By Mark Clayton
Scattered across at least seven provinces in China are more than 1 million common poplar trees with an uncommon bite. They can kill the insects that nibble their leaves. Their unusual defensive system is a genetically engineered bomb: Bacillus thuringiensis, or Bt, a naturally occurring toxin inserted into the tree's DNA. Other such transgenic species, such as the larch and walnut, are in the works, Chinese researchers report.
Such moves are shaking up the twin worlds of forestry and environmentalism. Transgenic trees are reaching the threshold of commercialization - a point bioengineered crops reached in the 1980s, observers say. This time, though, it's not the United States leading the charge, it's China.
Though little reported in the West, China's swan dive into large-scale transgenic forestry is essentially the first commercial-scale deployment of genetically engineered (GE) trees in the world, experts say. That could one day mean a potent new competitor to the lumber and paper industries. It also may mean that cutting-edge GE tree research in the US will fall behind, hobbled by regulation and public protest.
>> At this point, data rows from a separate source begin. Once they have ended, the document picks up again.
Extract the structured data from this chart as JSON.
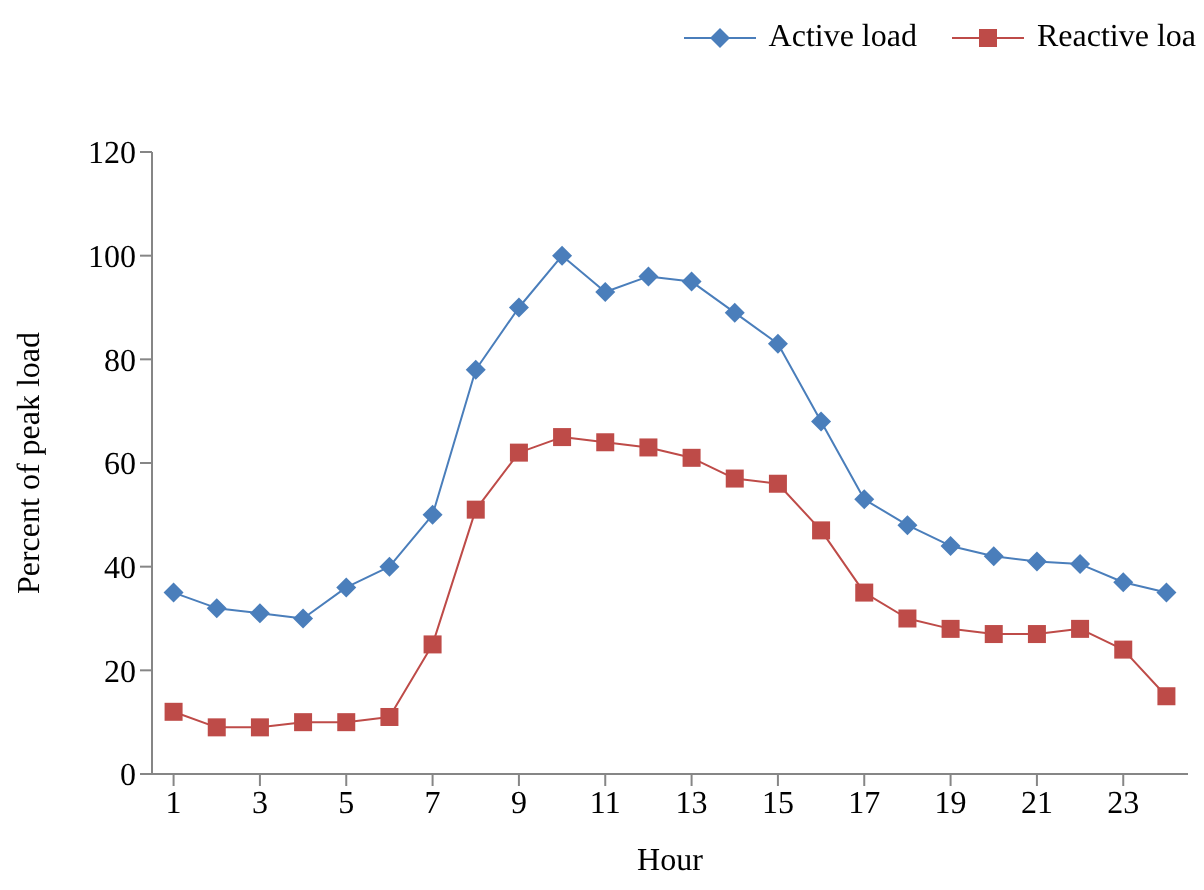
{
  "chart_data": {
    "type": "line",
    "xlabel": "Hour",
    "ylabel": "Percent of peak load",
    "x": [
      1,
      2,
      3,
      4,
      5,
      6,
      7,
      8,
      9,
      10,
      11,
      12,
      13,
      14,
      15,
      16,
      17,
      18,
      19,
      20,
      21,
      22,
      23,
      24
    ],
    "xlim": [
      0.5,
      24.5
    ],
    "xticks": [
      1,
      3,
      5,
      7,
      9,
      11,
      13,
      15,
      17,
      19,
      21,
      23
    ],
    "series": [
      {
        "name": "Active load",
        "color": "#4a7ebb",
        "marker": "diamond",
        "values": [
          35,
          32,
          31,
          30,
          36,
          40,
          50,
          78,
          90,
          100,
          93,
          96,
          95,
          89,
          83,
          68,
          53,
          48,
          44,
          42,
          41,
          40.5,
          37,
          35
        ]
      },
      {
        "name": "Reactive loa",
        "color": "#be4b48",
        "marker": "square",
        "values": [
          12,
          9,
          9,
          10,
          10,
          11,
          25,
          51,
          62,
          65,
          64,
          63,
          61,
          57,
          56,
          47,
          35,
          30,
          28,
          27,
          27,
          28,
          24,
          15
        ]
      }
    ],
    "ylim": [
      0,
      120
    ],
    "yticks": [
      0,
      20,
      40,
      60,
      80,
      100,
      120
    ],
    "grid": false,
    "legend": "top right",
    "line_style": "solid"
  }
}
It also puts decisions about a controversial - and, some say, potentially dangerous - technology into the hands of an authoritarian government, with less oversight and fewer technical controls than in the West.
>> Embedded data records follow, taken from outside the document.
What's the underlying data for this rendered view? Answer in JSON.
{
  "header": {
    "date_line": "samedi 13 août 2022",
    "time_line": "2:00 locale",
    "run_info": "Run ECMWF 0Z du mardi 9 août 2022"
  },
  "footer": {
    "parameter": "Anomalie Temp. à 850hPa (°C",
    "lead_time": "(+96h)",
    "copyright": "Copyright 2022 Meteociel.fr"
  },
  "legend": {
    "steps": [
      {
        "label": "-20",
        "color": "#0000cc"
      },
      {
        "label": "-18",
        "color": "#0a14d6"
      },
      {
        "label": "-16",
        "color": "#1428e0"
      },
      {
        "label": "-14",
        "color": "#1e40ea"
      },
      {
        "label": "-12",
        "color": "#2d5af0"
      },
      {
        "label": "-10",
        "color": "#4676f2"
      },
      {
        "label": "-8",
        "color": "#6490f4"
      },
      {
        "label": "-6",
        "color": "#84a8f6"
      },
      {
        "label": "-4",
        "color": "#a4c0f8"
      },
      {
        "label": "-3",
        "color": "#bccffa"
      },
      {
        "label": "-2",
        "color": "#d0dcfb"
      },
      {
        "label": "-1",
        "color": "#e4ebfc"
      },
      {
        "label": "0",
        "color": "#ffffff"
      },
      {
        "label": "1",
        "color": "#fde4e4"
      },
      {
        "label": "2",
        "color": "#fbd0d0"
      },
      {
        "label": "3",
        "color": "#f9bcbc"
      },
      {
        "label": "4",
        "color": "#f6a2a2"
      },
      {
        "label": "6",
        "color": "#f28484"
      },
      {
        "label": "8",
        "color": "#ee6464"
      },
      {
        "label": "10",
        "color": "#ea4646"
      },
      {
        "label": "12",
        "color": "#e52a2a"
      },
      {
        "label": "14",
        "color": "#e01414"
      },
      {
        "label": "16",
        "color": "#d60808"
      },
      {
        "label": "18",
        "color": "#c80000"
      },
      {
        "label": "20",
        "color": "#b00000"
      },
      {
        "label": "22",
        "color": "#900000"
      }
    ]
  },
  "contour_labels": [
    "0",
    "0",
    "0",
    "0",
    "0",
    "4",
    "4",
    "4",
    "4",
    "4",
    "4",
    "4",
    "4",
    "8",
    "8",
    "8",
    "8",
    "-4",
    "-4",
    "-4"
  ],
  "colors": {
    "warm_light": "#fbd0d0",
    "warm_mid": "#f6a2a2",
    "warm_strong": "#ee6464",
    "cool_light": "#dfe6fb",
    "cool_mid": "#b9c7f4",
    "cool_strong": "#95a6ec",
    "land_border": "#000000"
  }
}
"What the Chinese have done, planting [genetically engineered] trees across hundreds, maybe thousands, of acres, hasn't been done anywhere else in the world," says Yousry El-Kassaby, a forest geneticist at the University of British Columbia in Vancouver. "It marks a shift in the center of gravity away from the US, where there's a lot of genetic engineering tree research, but much of it is restricted to the labs or very regulated small field trials."
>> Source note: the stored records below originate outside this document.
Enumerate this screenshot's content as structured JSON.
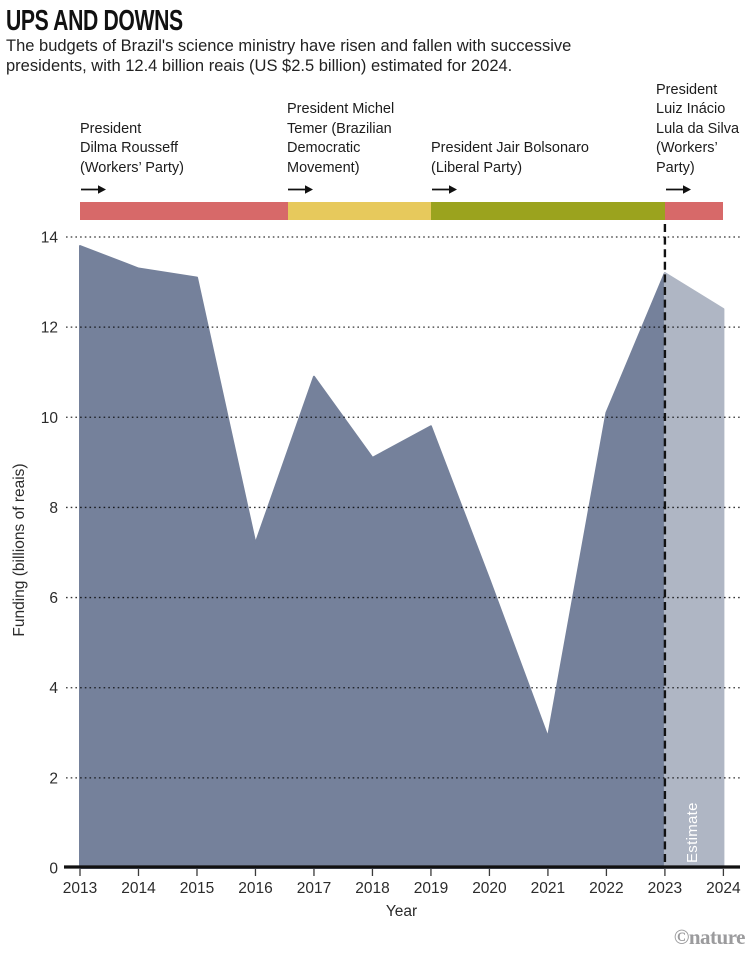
{
  "header": {
    "title": "UPS AND DOWNS",
    "subtitle": "The budgets of Brazil's science ministry have risen and fallen with successive\npresidents, with 12.4 billion reais (US $2.5 billion) estimated for 2024."
  },
  "presidents": [
    {
      "label": "President\nDilma Rousseff\n(Workers’ Party)",
      "party_color": "#D76969",
      "start": 2013,
      "end": 2016.55
    },
    {
      "label": "President Michel\nTemer (Brazilian\nDemocratic\nMovement)",
      "party_color": "#E7C95C",
      "start": 2016.55,
      "end": 2019
    },
    {
      "label": "President Jair Bolsonaro\n(Liberal Party)",
      "party_color": "#9BA31E",
      "start": 2019,
      "end": 2023
    },
    {
      "label": "President\nLuiz Inácio\nLula da Silva\n(Workers’\nParty)",
      "party_color": "#D76969",
      "start": 2023,
      "end": 2024
    }
  ],
  "chart_data": {
    "type": "area",
    "x": [
      2013,
      2014,
      2015,
      2016,
      2017,
      2018,
      2019,
      2020,
      2021,
      2022,
      2023,
      2024
    ],
    "values": [
      13.8,
      13.3,
      13.1,
      7.2,
      10.9,
      9.1,
      9.8,
      6.4,
      2.9,
      10.1,
      13.2,
      12.4
    ],
    "title": "UPS AND DOWNS",
    "xlabel": "Year",
    "ylabel": "Funding (billions of reais)",
    "ylim": [
      0,
      14
    ],
    "yticks": [
      0,
      2,
      4,
      6,
      8,
      10,
      12,
      14
    ],
    "grid": "horizontal-dotted",
    "area_color": "#75819B",
    "estimate_area_color": "#AFB6C4",
    "estimate_from_x": 2023,
    "estimate_label": "Estimate",
    "dashed_line_x": 2023
  },
  "footer": {
    "credit": "©nature"
  }
}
The case for GE trees seems straightforward. Faster-growing species can produce more lumber and paper in shorter time, which makes them a cheaper raw material. Supertree plantations could also mean less disturbance of natural forests - an environmental plus.
Scientists can "develop faster-growing trees, trees that produce more biomass that can be converted to fuels, and trees that can sequester more carbon from the atmosphere or be used to clean up waste sites," said Spencer Abraham, then US secretary of Energy, last fall.
Proponents also tout the technology as something that can be used to return vanishing species such as the American chestnut to the American landscape, by modifying its genetic makeup to defeat a devastating blight.
A problem with pollen
But there's a big catch, experts warn. Trees are perennial plants that produce large quantities of pollen released far higher into the air than ordinary crops. This "gene drift" in crops has caused problems as large seed companies have sued US and Canadian farmers for illegally using GE seeds. The farmers claimed their crops were contaminated by drifting pollen, but to no avail. A study last year by the Union of Concerned Scientists found that seeds of traditional varieties of corn, soybeans, and canola "are pervasively contaminated" with low levels of DNA from genetically engineered varieties of those crops.
If DNA can spread so broadly from GE crops a few feet high, there's no telling what will happen with pollen from trees 50 to 100 feet high or more, experts say. For example: Pollen from GE conifer trees can blow more than a thousand miles, new research at Duke University shows.
The potential for genetic contamination of forests - and potential rewards from using GE trees - are enormous, experts say. "For the first time, we have the ability to put a bacteria or even a fish gene into a tree," says Robert Jackson, professor of biology and director of Duke University's Center on Global Change. "Some make that a moral issue. Is it morally right? Another question is: Is it smart - or, maybe, is it dangerous?"
Indeed, the idea of releasing GE trees into the wild sends shudders through Alyx Perry of the Southern Forests Network, a coalition of loggers, landowners, and environmentalists. "Our conclusion is that the genetically engineered trees will inevitably contaminate nongenetically engineered stands of trees."